| name | airflow-etl |
| description | Generate Apache Airflow ETL pipelines for government websites and document sources. Explores websites to find downloadable documents, verifies commercial use licenses, and creates complete Airflow DAG assets with daily scheduling. Use when user wants to create ETL pipelines, scrape government documents, or automate document collection workflows. |
Airflow ETL Pipeline Generator
Generate production-ready Apache Airflow ETL pipelines that automatically discover, download, and transform documents from government websites and other data sources into structured markdown files.
Workflow
Phase 1: Website Exploration and Discovery
Initial Analysis:
- Use WebFetch to explore the provided website URL
- Identify document sections (downloads, archives, publications, meetings, etc.)

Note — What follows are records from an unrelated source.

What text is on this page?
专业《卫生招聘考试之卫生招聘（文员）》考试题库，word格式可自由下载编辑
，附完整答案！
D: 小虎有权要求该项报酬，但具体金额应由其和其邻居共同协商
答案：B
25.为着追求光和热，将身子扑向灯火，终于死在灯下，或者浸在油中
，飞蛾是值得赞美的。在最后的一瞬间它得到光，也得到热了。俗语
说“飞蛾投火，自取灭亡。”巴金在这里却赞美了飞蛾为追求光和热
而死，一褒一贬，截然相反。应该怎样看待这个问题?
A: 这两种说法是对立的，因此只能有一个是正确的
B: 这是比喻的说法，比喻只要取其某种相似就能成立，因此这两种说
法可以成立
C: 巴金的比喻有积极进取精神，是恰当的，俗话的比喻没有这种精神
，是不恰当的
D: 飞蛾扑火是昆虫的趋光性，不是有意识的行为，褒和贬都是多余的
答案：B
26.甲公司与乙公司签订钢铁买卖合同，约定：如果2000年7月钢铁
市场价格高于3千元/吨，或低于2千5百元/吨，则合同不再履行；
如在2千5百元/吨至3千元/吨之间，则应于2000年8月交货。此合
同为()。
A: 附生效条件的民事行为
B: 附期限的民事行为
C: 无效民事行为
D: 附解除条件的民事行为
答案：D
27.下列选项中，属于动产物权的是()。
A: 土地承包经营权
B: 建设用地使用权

- Look for API endpoints, RSS feeds, or structured data sources
- Note pagination patterns and document organization
License Verification:
- Search for license information (Creative Commons, Open Government License, etc.)
- Look for terms of use or copyright notices
- Check for explicit commercial use permissions
- If unclear, ask user about license status
Document Inventory:
- Identify document types (PDF, DOC, DOCX, etc.)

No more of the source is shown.